Once we got back to the main road, we were able to catch the dolmus bus and get back to the center of town before dark. =) Andrea and I were supposed to meet up with Dan at 8 for supper at our friend’s father’s restaurant, so we had a bit of time to kill. I needed to go back to the Old Cappadocia Café and Restaurant so I could get my promised grape balls from the cute waiter! This time Andrea got the Rice pudding, which she greatly approved of, and I can honestly say that the grape balls were different—and they were good! It was kind of like a truffle, but tasted like grapes. It also had nuts in it, and it was served with cream and honey. Mmm mmm!
And off we went to Sultan Restaurant! I got my grape leaves (which I’d been looking for everywhere!), and everything came with bread, cheese, and butter. We got to sit on the terrace and got a fantastic view of the Fairy Chimneys lit up at night! We even got a 20% discount on our bill because of our friend (the blue-eyed man who’d helped us out so much with scooter rentals and advice on getting from one place to another.)
Next stop, bed time! Last night in the cave! I probably got one of the best nights’ sleep since getting to Goreme! Dan got up super early for a balloon ride, and Andrea got up to watch from our “porch”, and I slept till almost 9! =) What a switch! We had our last wonderful breakfast, left our luggage there for the day, and checked out. Dan worked through the day, but Andrea and I decided to go on another hike. We walked up to the top of a hill and took the billy-goat trail (i.e. rough trail—exactly what I’d been looking for!) through Love Valley. We made a friend who was selling pomegranate juice (tart, slightly sweet, reminiscent of grapefruit juice, and quite refreshing on a hot day—fresh, no nothing added!) on the top of the cliff at the beginning of the trail. He helped us find the trail, then when we got down to the bottom of the valley, he helped us stay on the right trail!

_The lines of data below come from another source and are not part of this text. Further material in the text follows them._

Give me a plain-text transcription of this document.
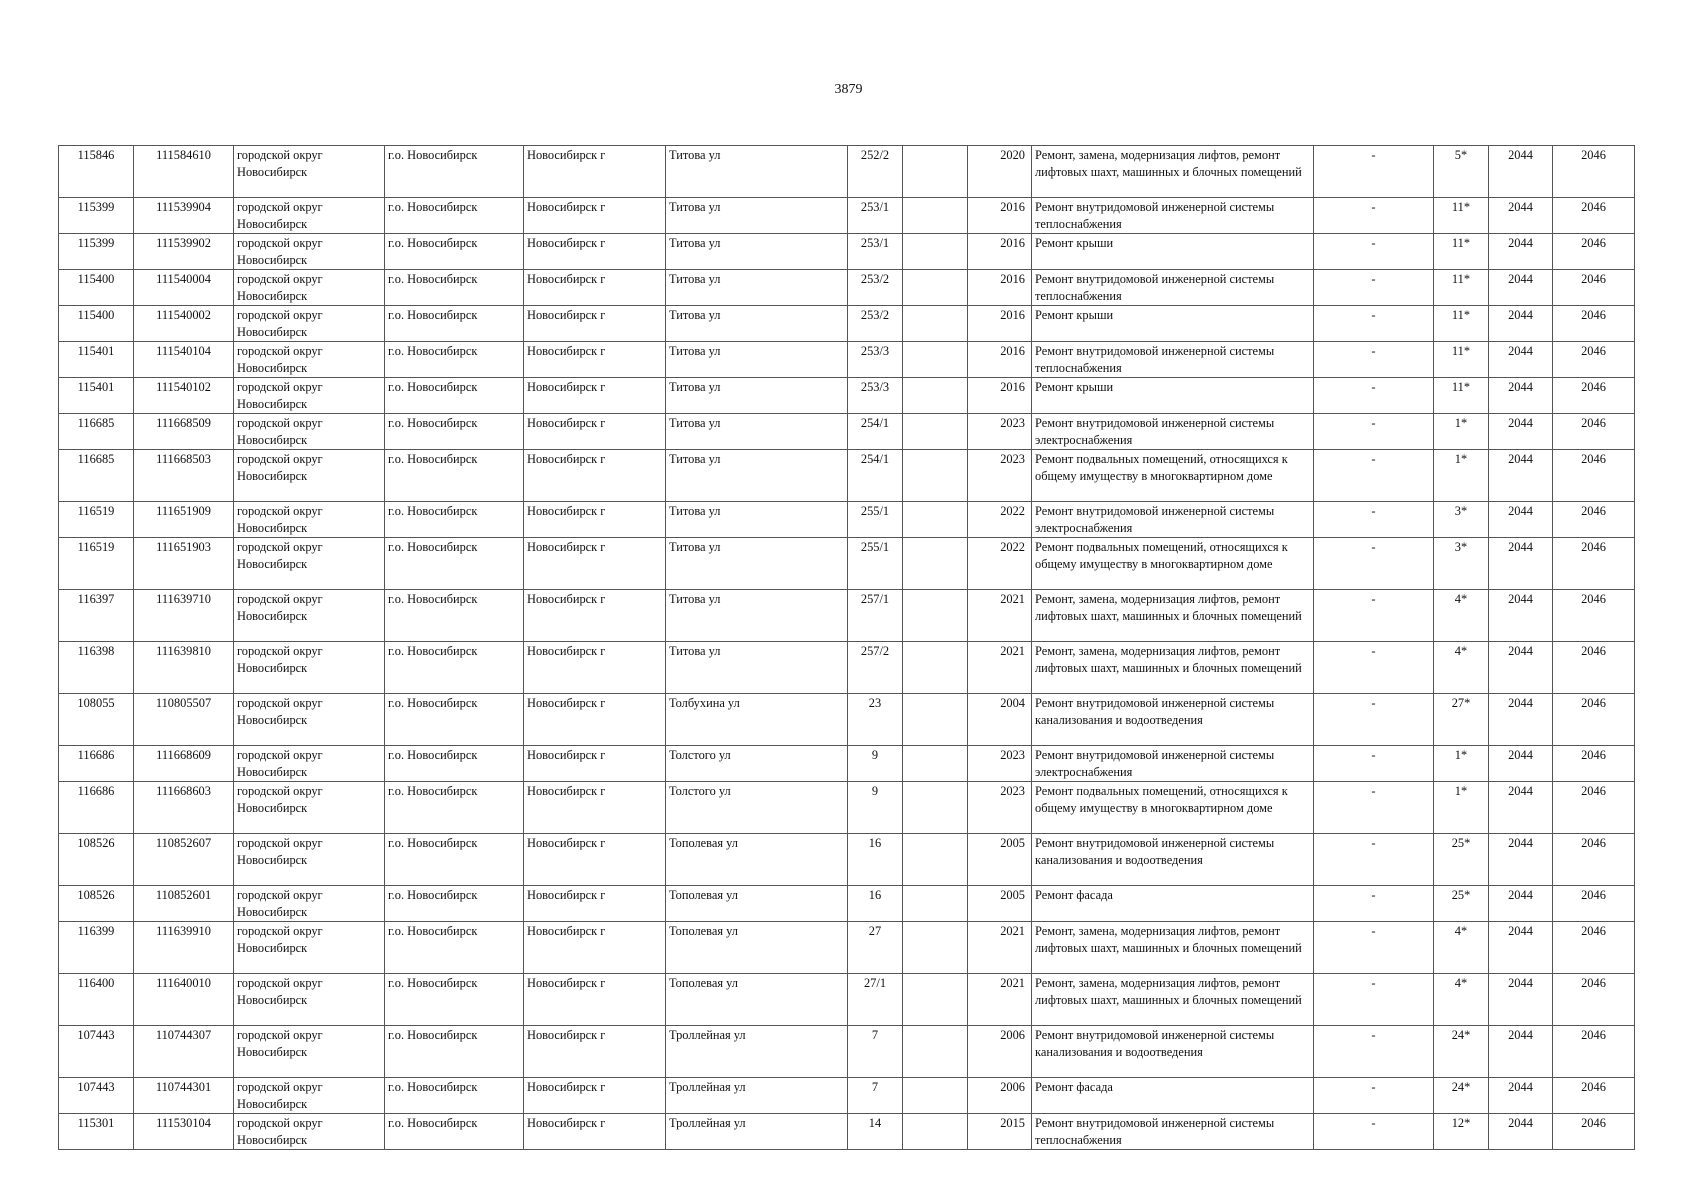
3879
115846	111584610	городской округ Новосибирск	г.о. Новосибирск	Новосибирск г	Титова ул	252/2		2020	Ремонт, замена, модернизация лифтов, ремонт лифтовых шахт, машинных и блочных помещений	-	5*	2044	2046
115399	111539904	городской округ Новосибирск	г.о. Новосибирск	Новосибирск г	Титова ул	253/1		2016	Ремонт внутридомовой инженерной системы теплоснабжения	-	11*	2044	2046
115399	111539902	городской округ Новосибирск	г.о. Новосибирск	Новосибирск г	Титова ул	253/1		2016	Ремонт крыши	-	11*	2044	2046
115400	111540004	городской округ Новосибирск	г.о. Новосибирск	Новосибирск г	Титова ул	253/2		2016	Ремонт внутридомовой инженерной системы теплоснабжения	-	11*	2044	2046
115400	111540002	городской округ Новосибирск	г.о. Новосибирск	Новосибирск г	Титова ул	253/2		2016	Ремонт крыши	-	11*	2044	2046
115401	111540104	городской округ Новосибирск	г.о. Новосибирск	Новосибирск г	Титова ул	253/3		2016	Ремонт внутридомовой инженерной системы теплоснабжения	-	11*	2044	2046
115401	111540102	городской округ Новосибирск	г.о. Новосибирск	Новосибирск г	Титова ул	253/3		2016	Ремонт крыши	-	11*	2044	2046
116685	111668509	городской округ Новосибирск	г.о. Новосибирск	Новосибирск г	Титова ул	254/1		2023	Ремонт внутридомовой инженерной системы электроснабжения	-	1*	2044	2046
116685	111668503	городской округ Новосибирск	г.о. Новосибирск	Новосибирск г	Титова ул	254/1		2023	Ремонт подвальных помещений, относящихся к общему имуществу в многоквартирном доме	-	1*	2044	2046
116519	111651909	городской округ Новосибирск	г.о. Новосибирск	Новосибирск г	Титова ул	255/1		2022	Ремонт внутридомовой инженерной системы электроснабжения	-	3*	2044	2046
116519	111651903	городской округ Новосибирск	г.о. Новосибирск	Новосибирск г	Титова ул	255/1		2022	Ремонт подвальных помещений, относящихся к общему имуществу в многоквартирном доме	-	3*	2044	2046
116397	111639710	городской округ Новосибирск	г.о. Новосибирск	Новосибирск г	Титова ул	257/1		2021	Ремонт, замена, модернизация лифтов, ремонт лифтовых шахт, машинных и блочных помещений	-	4*	2044	2046
116398	111639810	городской округ Новосибирск	г.о. Новосибирск	Новосибирск г	Титова ул	257/2		2021	Ремонт, замена, модернизация лифтов, ремонт лифтовых шахт, машинных и блочных помещений	-	4*	2044	2046
108055	110805507	городской округ Новосибирск	г.о. Новосибирск	Новосибирск г	Толбухина ул	23		2004	Ремонт внутридомовой инженерной системы канализования и водоотведения	-	27*	2044	2046
116686	111668609	городской округ Новосибирск	г.о. Новосибирск	Новосибирск г	Толстого ул	9		2023	Ремонт внутридомовой инженерной системы электроснабжения	-	1*	2044	2046
116686	111668603	городской округ Новосибирск	г.о. Новосибирск	Новосибирск г	Толстого ул	9		2023	Ремонт подвальных помещений, относящихся к общему имуществу в многоквартирном доме	-	1*	2044	2046
108526	110852607	городской округ Новосибирск	г.о. Новосибирск	Новосибирск г	Тополевая ул	16		2005	Ремонт внутридомовой инженерной системы канализования и водоотведения	-	25*	2044	2046
108526	110852601	городской округ Новосибирск	г.о. Новосибирск	Новосибирск г	Тополевая ул	16		2005	Ремонт фасада	-	25*	2044	2046
116399	111639910	городской округ Новосибирск	г.о. Новосибирск	Новосибирск г	Тополевая ул	27		2021	Ремонт, замена, модернизация лифтов, ремонт лифтовых шахт, машинных и блочных помещений	-	4*	2044	2046
116400	111640010	городской округ Новосибирск	г.о. Новосибирск	Новосибирск г	Тополевая ул	27/1		2021	Ремонт, замена, модернизация лифтов, ремонт лифтовых шахт, машинных и блочных помещений	-	4*	2044	2046
107443	110744307	городской округ Новосибирск	г.о. Новосибирск	Новосибирск г	Троллейная ул	7		2006	Ремонт внутридомовой инженерной системы канализования и водоотведения	-	24*	2044	2046
107443	110744301	городской округ Новосибирск	г.о. Новосибирск	Новосибирск г	Троллейная ул	7		2006	Ремонт фасада	-	24*	2044	2046
115301	111530104	городской округ Новосибирск	г.о. Новосибирск	Новосибирск г	Троллейная ул	14		2015	Ремонт внутридомовой инженерной системы теплоснабжения	-	12*	2044	2046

Again, very lovely views! We also met a very nice older couple visiting from Scotland but living in South Africa. We meet the most interesting people when we travel! =) They were coming from the opposite direction from us, so we helped them stay on the trail, and they helped us know what to expect up ahead. The ground was very sandy, I’m assuming rather desert-like. But we also saw a lot of olive, pomegranate, apple, and unidentified fruit trees. There were even a few small vegetable and fruit gardens in the valley, so that was neat to see—real people live and work there!
We were both hungry by the time we got back to town (I was actually what I would call famished, my family might call it “fussy”), and we ended up going to a restaurant where NO ONE was in a hurry! Andrea said hers was good, but mind wasn’t all that great. I’ve not been entirely impressed with the “authentic” Turkish cuisine, which is a bummer. But I was hungry, and I just needed my food! We met up with Dan at the hotel in time to catch the airport shuttle, and off we went!
The trip to Kayseri airport was about an hour, and I even took a nap! I think the hike depleted me! There was no problem getting through the airport to our terminal, but there was a bit of confusion once we got to the terminal. Luckily enough, a kind young Turkish woman told us that our plan was boarding—at the next gate over. =)
The flight was uneventful (I even took another mini-nap!), we caught the train, rode about an hour to our final destination, and the guy from our “Guest House” came to pick us up from the train station. His wife is Canadian, so checking in was super easy!
And so ends our Goreme/Kapadokia adventure. And so begins our Selcuk (pronounced “sell-chuck”) and Ephesus adventure!